Пока я разбирал жуткий французский язык старика, моя обида сменилась сочувствием. Он страдает от физического и нервного недуга, я тоже; философские занятия научили меня доброте. Тут в окне послышался тихий стук – наверное, задребезжали под ночным ветерком ставни, и я почему-то, вслед за Эрихом Цанном, испуганно вздрогнул. Закончив читать, я пожал хозяину руку, и мы расстались друзьями. Назавтра Бландо предоставил мне более дорогую комнату на третьем этаже, между квартирой пожилого ростовщика и комнатой респектабельного обойщика. На четвертом этаже жильцов не было.

Вскоре я убедился, что Цанн не так жаждет моего общества, как можно было подумать, когда он уговаривал меня съехать с пятого этажа. Он не приглашал меня к себе, а если я приходил незваным, Цанн держался беспокойно и играл вяло. Происходило это всегда ночью: днем Цанн спал и никого не принимал. Нельзя сказать, чтобы я проникался к нему все большей симпатией, хотя чердачная комната и потусторонняя музыка сохраняли для меня свою непонятную притягательность. Меня одолевало странное желание выглянуть в это окно, увидеть ту сторону стены, неизвестный склон, блестящие крыши и шпили внизу. Однажды я поднялся на чердак в то время, когда Цанн был в театре, но дверь оказалась заперта.

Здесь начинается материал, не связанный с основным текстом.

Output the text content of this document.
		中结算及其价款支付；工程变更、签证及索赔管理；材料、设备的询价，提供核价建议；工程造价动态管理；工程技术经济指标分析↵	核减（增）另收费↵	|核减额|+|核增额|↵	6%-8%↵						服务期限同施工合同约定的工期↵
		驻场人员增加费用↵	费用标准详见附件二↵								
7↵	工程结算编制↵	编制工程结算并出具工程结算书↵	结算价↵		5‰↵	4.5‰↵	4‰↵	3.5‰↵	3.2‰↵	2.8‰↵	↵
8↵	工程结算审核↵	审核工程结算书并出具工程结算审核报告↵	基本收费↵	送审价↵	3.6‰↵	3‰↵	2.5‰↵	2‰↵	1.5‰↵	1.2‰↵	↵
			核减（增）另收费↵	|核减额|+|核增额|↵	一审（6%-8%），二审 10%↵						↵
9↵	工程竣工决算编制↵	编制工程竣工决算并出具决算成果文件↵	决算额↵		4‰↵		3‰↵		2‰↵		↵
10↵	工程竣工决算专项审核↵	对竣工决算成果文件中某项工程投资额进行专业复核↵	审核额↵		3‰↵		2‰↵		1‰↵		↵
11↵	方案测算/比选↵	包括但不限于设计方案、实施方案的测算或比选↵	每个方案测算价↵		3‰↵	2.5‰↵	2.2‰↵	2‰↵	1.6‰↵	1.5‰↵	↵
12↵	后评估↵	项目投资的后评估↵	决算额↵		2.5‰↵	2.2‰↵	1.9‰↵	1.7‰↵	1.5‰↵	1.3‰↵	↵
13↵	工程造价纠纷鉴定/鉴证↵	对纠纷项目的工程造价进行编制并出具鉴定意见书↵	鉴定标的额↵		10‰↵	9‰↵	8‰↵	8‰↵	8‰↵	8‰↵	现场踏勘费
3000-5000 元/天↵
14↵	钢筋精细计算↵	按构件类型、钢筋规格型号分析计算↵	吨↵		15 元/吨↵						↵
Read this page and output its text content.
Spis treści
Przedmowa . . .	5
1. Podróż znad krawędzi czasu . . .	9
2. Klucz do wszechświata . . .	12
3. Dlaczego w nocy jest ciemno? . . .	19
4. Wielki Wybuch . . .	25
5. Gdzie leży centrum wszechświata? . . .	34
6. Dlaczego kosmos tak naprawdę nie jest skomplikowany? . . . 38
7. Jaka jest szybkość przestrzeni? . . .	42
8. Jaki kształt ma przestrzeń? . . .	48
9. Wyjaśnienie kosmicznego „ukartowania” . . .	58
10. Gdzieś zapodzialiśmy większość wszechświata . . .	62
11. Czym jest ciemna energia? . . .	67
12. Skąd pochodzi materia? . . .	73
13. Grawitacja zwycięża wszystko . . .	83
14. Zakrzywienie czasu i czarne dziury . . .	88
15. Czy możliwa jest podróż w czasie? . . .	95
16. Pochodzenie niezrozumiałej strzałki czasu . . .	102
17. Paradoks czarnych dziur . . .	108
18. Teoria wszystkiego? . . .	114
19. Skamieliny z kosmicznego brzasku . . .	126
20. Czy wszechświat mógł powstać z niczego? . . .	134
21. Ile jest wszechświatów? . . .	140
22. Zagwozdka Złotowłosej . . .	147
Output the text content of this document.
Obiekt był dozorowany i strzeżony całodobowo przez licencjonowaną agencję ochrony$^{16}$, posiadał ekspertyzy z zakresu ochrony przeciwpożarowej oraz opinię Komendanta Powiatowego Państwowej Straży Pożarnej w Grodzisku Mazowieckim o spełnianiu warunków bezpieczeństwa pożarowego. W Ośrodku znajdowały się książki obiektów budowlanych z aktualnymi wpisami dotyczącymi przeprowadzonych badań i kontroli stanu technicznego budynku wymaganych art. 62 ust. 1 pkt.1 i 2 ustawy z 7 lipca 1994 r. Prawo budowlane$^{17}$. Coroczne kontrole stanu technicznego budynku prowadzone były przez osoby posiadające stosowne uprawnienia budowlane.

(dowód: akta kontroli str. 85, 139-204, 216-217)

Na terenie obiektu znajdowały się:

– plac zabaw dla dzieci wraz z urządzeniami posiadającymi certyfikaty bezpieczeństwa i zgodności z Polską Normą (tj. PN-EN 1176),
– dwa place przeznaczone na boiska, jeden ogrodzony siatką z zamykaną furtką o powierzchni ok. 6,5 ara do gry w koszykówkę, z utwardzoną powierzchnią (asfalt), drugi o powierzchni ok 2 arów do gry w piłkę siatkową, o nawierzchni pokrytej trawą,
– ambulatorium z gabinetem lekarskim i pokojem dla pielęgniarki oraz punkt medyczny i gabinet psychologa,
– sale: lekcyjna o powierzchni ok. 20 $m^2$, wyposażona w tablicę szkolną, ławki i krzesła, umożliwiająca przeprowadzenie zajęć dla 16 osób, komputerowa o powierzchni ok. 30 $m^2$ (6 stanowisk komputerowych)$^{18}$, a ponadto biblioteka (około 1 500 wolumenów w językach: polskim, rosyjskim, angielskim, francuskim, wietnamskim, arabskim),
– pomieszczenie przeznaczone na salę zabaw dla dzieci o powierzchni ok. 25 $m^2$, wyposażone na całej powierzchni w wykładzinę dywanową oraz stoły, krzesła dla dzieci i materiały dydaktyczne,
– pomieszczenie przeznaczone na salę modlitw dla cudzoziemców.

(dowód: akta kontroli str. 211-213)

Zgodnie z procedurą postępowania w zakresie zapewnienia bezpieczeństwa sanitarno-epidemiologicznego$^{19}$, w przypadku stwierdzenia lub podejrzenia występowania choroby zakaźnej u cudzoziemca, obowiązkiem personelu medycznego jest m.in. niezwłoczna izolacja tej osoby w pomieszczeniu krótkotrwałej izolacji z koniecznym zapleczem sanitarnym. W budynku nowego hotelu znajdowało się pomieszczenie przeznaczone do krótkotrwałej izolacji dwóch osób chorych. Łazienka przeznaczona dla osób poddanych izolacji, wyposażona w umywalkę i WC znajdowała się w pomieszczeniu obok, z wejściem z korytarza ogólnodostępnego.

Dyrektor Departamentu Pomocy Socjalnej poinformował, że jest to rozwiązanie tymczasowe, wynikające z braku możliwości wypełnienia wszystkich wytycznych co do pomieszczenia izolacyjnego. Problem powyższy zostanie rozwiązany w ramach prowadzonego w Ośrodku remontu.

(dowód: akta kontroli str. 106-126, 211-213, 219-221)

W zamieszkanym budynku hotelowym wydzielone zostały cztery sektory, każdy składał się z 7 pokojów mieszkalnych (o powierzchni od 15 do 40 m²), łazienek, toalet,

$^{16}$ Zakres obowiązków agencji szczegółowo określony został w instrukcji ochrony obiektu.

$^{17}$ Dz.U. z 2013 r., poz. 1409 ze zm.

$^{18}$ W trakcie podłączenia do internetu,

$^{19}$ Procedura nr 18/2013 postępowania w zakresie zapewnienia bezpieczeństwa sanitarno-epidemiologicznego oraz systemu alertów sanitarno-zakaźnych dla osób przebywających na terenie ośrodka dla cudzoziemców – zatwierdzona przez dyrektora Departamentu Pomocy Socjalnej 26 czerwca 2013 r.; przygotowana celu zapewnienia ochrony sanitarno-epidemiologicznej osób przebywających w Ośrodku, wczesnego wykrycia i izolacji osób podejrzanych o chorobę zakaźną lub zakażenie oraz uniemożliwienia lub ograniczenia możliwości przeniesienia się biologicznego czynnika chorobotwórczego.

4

Что мне удавалось, так это подслушивать ночную игру немого музыканта. Вначале я прокрадывался на цыпочках в свой прежний пятый этаж, потом набрался смелости и стал взбираться по скрипучей лестнице до самого верха, поближе к чердаку. Там, в тесном коридоре, перед запертой на засов дверью с прикрытой замочной скважиной, я нередко внимал звукам, наполнявшим душу неопределенным страхом, ибо за ними чудилась какая-то сверхъестественная тайна. Нет, музыка была красива, а вовсе не ужасна, но ее сопровождали вибрации, несравнимые ни с чем на нашей бренной земле, а временами она обретала симфоническое звучание и трудно было поверить, что это играет один-единственный исполнитель. Несомненно, Эрих Цанн обладал истинной гениальностью, причем самого необузданного свойства. Недели текли, игра становилась все мощнее и причудливей, сам же старый музыкант худел и выглядел таким затравленным, что больно было смотреть. Он от меня затворился, а при случайных встречах на лестнице шарахался в сторону.

Однажды ночью, пока я подслушивал под дверью, пенье виолы переросло в беспорядочный визг. Ловя эту сумятицу звуков, я усомнился в собственном здравом рассудке, но тут прозвучавший за закрытой дверью вопль подтвердил плачевную реальность: там действительно происходило что-то ужасное. Так жутко и нечленораздельно мог кричать только немой и только от отчаянного страха или нечеловеческой боли. Я стал колотить в дверь – ответа не было. Дрожа от холода и страха, я ждал в темном коридоре. Наконец послышался шорох: бедный музыкант пытался, опираясь на стул, подняться на ноги. Я решил, что он приходит в себя после обморока, и снова стал стучать в дверь, повторяя ободряющим тоном свое имя. Цанн, судя по всему, доковылял до окна, закрыл его и задернул шторы, потом не без труда добрался до двери, отодвинул неверной рукой засов и впустил меня. На этот раз можно было не сомневаться, что он рад меня видеть: его несчастное личико просияло от облегчения и он ухватился за мою куртку, как ребенок хватается за юбку матери.

Жалостно дрожа, старик усадил меня на стул, и сам сел тоже; виола со смычком лежали, забытые, рядом с ним на полу. Первое время он сидел неподвижно, только странно кивая и словно бы напряженно и испуганно к чему-то прислушиваясь. Потом Цанн как будто успокоился, пересел к столу, написал краткую записку, отдал ее мне и, вернувшись за стол, принялся быстро и непрерывно строчить. В записке он умолял меня, во имя милосердия и ради удовлетворения собственного любопытства, оставаться на месте и ждать, пока он подготовит на немецком полный рассказ о страшных тайнах, его окружающих. Я ждал, немой музыкант водил карандашом по бумаге.